Speaking in Holyrood, Ms Forbes replied: “In terms of local government finance settlement, it delivers real-terms growth to the settlement.
“It protects the core budget in cash terms and it also ensures that local government are getting a fair share of the health and social care consequentials, which is something that they have long called for.”
She later said her budget “addresses our key priorities, targets resources for low income households and paves the way for future investment”.
Scottish Tory MSP Liz Smith said: "The SNP have quietly opened the door to massive council tax rises next year.
"Kate Forbes didn't even mention it in her statement but the government have completely removed the cap on tax hikes at an incredibly difficult time, when many Scots are already struggling to get by.
"Instead of giving our communities a fair deal, the SNP have cut funding in real terms and passed the buck onto local councils.
"The SNP are leaving local councils with a horrid choice between failing to deliver essential services or making up the shortfall through eye-watering tax rises."
Elsewhere, the Tories accused the SNP of failing to protect jobs and local services despite the Scottish budget receiving the “biggest ever” block grant from the UK Government.
Ms Forbes rejected this, insisting UK ministers had “stripped out all Covid consequentials” from funding.
Scottish Labour finance spokesman Daniel Johnson labelled the budget “disappointing”, adding: “Faced with the largest block grant in recent years, the SNP has decided to stick to business as usual and manage decline.”

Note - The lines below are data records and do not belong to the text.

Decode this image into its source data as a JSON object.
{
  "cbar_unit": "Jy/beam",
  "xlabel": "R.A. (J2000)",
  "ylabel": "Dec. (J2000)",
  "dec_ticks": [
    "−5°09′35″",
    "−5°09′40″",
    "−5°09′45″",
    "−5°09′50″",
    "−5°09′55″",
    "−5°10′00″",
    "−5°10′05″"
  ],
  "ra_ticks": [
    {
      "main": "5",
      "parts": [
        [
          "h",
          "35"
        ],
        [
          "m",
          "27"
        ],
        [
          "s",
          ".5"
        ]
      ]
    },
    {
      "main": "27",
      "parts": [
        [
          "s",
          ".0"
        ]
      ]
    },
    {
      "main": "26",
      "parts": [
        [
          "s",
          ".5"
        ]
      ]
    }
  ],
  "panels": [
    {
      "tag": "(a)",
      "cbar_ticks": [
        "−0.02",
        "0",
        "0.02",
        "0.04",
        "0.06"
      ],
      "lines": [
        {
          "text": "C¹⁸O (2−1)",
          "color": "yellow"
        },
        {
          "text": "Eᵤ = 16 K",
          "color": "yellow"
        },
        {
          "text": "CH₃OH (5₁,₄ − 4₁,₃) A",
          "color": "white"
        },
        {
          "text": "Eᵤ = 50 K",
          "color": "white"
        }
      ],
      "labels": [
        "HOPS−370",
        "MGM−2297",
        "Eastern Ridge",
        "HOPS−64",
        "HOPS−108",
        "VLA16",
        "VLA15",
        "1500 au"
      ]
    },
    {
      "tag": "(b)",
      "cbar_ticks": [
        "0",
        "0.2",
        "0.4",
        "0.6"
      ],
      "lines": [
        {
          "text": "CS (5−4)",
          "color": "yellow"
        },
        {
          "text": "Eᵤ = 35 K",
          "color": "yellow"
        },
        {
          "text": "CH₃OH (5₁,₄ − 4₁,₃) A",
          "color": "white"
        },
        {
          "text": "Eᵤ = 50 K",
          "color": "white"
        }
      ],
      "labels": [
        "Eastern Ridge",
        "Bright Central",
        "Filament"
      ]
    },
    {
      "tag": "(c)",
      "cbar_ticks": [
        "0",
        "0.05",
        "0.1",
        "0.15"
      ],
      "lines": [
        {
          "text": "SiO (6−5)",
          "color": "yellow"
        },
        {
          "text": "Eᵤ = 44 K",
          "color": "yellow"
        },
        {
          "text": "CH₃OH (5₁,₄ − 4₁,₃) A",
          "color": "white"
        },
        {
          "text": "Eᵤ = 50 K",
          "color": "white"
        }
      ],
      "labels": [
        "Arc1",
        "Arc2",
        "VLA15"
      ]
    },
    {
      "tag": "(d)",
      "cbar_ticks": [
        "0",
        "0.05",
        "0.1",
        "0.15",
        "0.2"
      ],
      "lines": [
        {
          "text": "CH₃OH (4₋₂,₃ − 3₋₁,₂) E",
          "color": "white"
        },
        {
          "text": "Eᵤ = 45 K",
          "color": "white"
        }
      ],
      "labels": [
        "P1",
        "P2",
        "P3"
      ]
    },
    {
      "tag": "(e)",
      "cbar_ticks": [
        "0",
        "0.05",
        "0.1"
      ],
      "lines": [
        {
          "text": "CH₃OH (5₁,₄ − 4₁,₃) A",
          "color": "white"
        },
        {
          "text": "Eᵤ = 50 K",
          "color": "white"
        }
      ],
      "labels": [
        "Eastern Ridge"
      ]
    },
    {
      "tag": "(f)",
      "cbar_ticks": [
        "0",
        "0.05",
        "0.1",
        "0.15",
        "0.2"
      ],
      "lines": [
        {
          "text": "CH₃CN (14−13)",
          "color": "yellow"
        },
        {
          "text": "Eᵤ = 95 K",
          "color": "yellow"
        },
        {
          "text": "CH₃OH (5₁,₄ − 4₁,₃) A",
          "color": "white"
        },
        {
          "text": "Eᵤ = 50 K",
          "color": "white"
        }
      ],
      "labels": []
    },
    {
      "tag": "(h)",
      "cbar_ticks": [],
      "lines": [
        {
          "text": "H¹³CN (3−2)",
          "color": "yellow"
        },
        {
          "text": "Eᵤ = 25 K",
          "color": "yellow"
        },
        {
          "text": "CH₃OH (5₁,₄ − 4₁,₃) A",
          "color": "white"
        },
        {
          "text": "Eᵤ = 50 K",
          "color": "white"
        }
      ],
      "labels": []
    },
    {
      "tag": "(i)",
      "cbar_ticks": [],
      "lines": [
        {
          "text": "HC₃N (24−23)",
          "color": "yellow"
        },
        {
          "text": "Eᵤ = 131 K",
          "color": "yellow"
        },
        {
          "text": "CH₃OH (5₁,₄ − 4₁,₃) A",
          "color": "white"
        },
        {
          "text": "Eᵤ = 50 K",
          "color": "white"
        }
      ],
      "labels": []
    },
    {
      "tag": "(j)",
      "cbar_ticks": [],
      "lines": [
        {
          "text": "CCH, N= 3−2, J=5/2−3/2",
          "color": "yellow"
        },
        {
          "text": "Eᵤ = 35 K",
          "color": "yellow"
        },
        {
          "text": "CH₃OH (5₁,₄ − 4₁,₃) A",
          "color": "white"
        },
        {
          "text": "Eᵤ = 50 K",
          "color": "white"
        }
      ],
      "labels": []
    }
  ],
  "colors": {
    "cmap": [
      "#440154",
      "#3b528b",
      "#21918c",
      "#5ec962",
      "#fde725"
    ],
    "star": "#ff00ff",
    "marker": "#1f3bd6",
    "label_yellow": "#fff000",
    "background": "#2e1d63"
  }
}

He added: “A real terms cut to local government funding will mean more cuts to local government services and more council tax rises for hardworking families.”
Scottish Liberal Democrat leader Alex Cole-Hamilton said: "Kate Forbes has put councils in an armlock. The largest ever block grant means more money for central government but that increase is simply not being passed on to local authorities.

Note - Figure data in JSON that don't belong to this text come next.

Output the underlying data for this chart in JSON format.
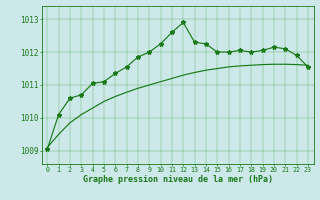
{
  "line_marked_x": [
    0,
    1,
    2,
    3,
    4,
    5,
    6,
    7,
    8,
    9,
    10,
    11,
    12,
    13,
    14,
    15,
    16,
    17,
    18,
    19,
    20,
    21,
    22,
    23
  ],
  "line_marked_y": [
    1009.05,
    1010.1,
    1010.6,
    1010.7,
    1011.05,
    1011.1,
    1011.35,
    1011.55,
    1011.85,
    1012.0,
    1012.25,
    1012.6,
    1012.9,
    1012.3,
    1012.25,
    1012.0,
    1012.0,
    1012.05,
    1012.0,
    1012.05,
    1012.15,
    1012.1,
    1011.9,
    1011.55
  ],
  "line_smooth_x": [
    0,
    1,
    2,
    3,
    4,
    5,
    6,
    7,
    8,
    9,
    10,
    11,
    12,
    13,
    14,
    15,
    16,
    17,
    18,
    19,
    20,
    21,
    22,
    23
  ],
  "line_smooth_y": [
    1009.1,
    1009.5,
    1009.85,
    1010.1,
    1010.3,
    1010.5,
    1010.65,
    1010.78,
    1010.9,
    1011.0,
    1011.1,
    1011.2,
    1011.3,
    1011.38,
    1011.45,
    1011.5,
    1011.55,
    1011.58,
    1011.6,
    1011.62,
    1011.63,
    1011.63,
    1011.62,
    1011.6
  ],
  "line_color": "#1a7a1a",
  "bg_color": "#cce8e8",
  "xlabel": "Graphe pression niveau de la mer (hPa)",
  "yticks": [
    1009,
    1010,
    1011,
    1012,
    1013
  ],
  "xticks": [
    0,
    1,
    2,
    3,
    4,
    5,
    6,
    7,
    8,
    9,
    10,
    11,
    12,
    13,
    14,
    15,
    16,
    17,
    18,
    19,
    20,
    21,
    22,
    23
  ],
  "ylim": [
    1008.6,
    1013.4
  ],
  "xlim": [
    -0.5,
    23.5
  ]
}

"Central government ringfencing of funds makes it harder for local authorities to invest in local priorities and increases the likelihood that people will face an additional cost of living squeeze in the form of council tax rises.

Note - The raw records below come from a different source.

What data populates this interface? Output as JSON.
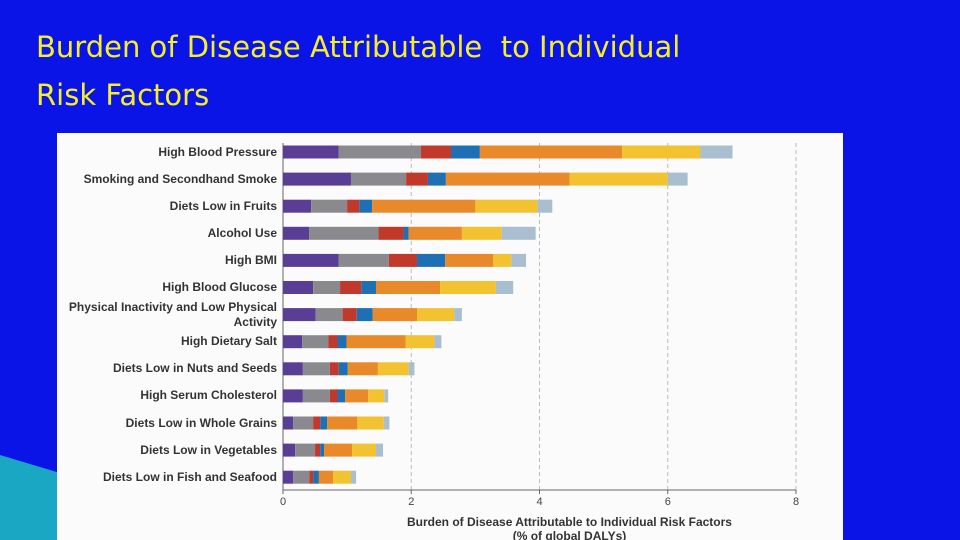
{
  "slide": {
    "title_lines": [
      "Burden of Disease Attributable  to Individual",
      "Risk Factors"
    ]
  },
  "chart_data": {
    "type": "stacked-bar-horizontal",
    "x_label_lines": [
      "Burden of Disease Attributable to Individual Risk Factors",
      "(% of global DALYs)"
    ],
    "categories": [
      "High Blood Pressure",
      "Smoking and Secondhand Smoke",
      "Diets Low in Fruits",
      "Alcohol Use",
      "High BMI",
      "High Blood Glucose",
      "Physical Inactivity and Low Physical Activity",
      "High Dietary Salt",
      "Diets Low in Nuts and Seeds",
      "High Serum Cholesterol",
      "Diets Low in Whole Grains",
      "Diets Low in Vegetables",
      "Diets Low in Fish and Seafood"
    ],
    "series": [
      {
        "color": "#5a3e96",
        "values": [
          0.87,
          1.06,
          0.44,
          0.41,
          0.87,
          0.47,
          0.51,
          0.3,
          0.31,
          0.31,
          0.16,
          0.19,
          0.16
        ]
      },
      {
        "color": "#8a8a8e",
        "values": [
          1.28,
          0.86,
          0.56,
          1.08,
          0.78,
          0.42,
          0.42,
          0.41,
          0.42,
          0.42,
          0.31,
          0.31,
          0.25
        ]
      },
      {
        "color": "#c0392b",
        "values": [
          0.47,
          0.34,
          0.19,
          0.39,
          0.44,
          0.33,
          0.22,
          0.14,
          0.14,
          0.12,
          0.11,
          0.08,
          0.06
        ]
      },
      {
        "color": "#1f6fb5",
        "values": [
          0.45,
          0.28,
          0.2,
          0.08,
          0.44,
          0.23,
          0.25,
          0.14,
          0.14,
          0.12,
          0.11,
          0.06,
          0.09
        ]
      },
      {
        "color": "#e8892a",
        "values": [
          2.22,
          1.93,
          1.61,
          0.83,
          0.75,
          1.0,
          0.69,
          0.92,
          0.47,
          0.36,
          0.47,
          0.44,
          0.22
        ]
      },
      {
        "color": "#f2c230",
        "values": [
          1.22,
          1.53,
          0.97,
          0.62,
          0.28,
          0.87,
          0.58,
          0.45,
          0.48,
          0.25,
          0.41,
          0.37,
          0.28
        ]
      },
      {
        "color": "#a9bfcf",
        "values": [
          0.5,
          0.31,
          0.23,
          0.53,
          0.23,
          0.27,
          0.12,
          0.11,
          0.09,
          0.06,
          0.09,
          0.11,
          0.08
        ]
      }
    ],
    "xlim": [
      0,
      8
    ],
    "xticks": [
      0,
      2,
      4,
      6,
      8
    ],
    "grid": true
  }
}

"It's clear that Kate Forbes wants councillors to take the blame for the decisions she has taken."
Councillor Gail Macgregor, Cosla’s resources spokeswoman, said: “It appears to be a disappointing budget for the communities that we represent, as it does not give local government what we need to survive and nor does it meet our campaign aspiration to help those communities to ‘live well locally’.
“Once more, our core financial settlement has been hit.
“That said, we will take time to consider the finer details of today’s announcement and the full implications for both ourselves and our communities.
“As a membership organisation, our council leaders will come together virtually tomorrow to consider the implications, before we make a more formal response following that meeting.”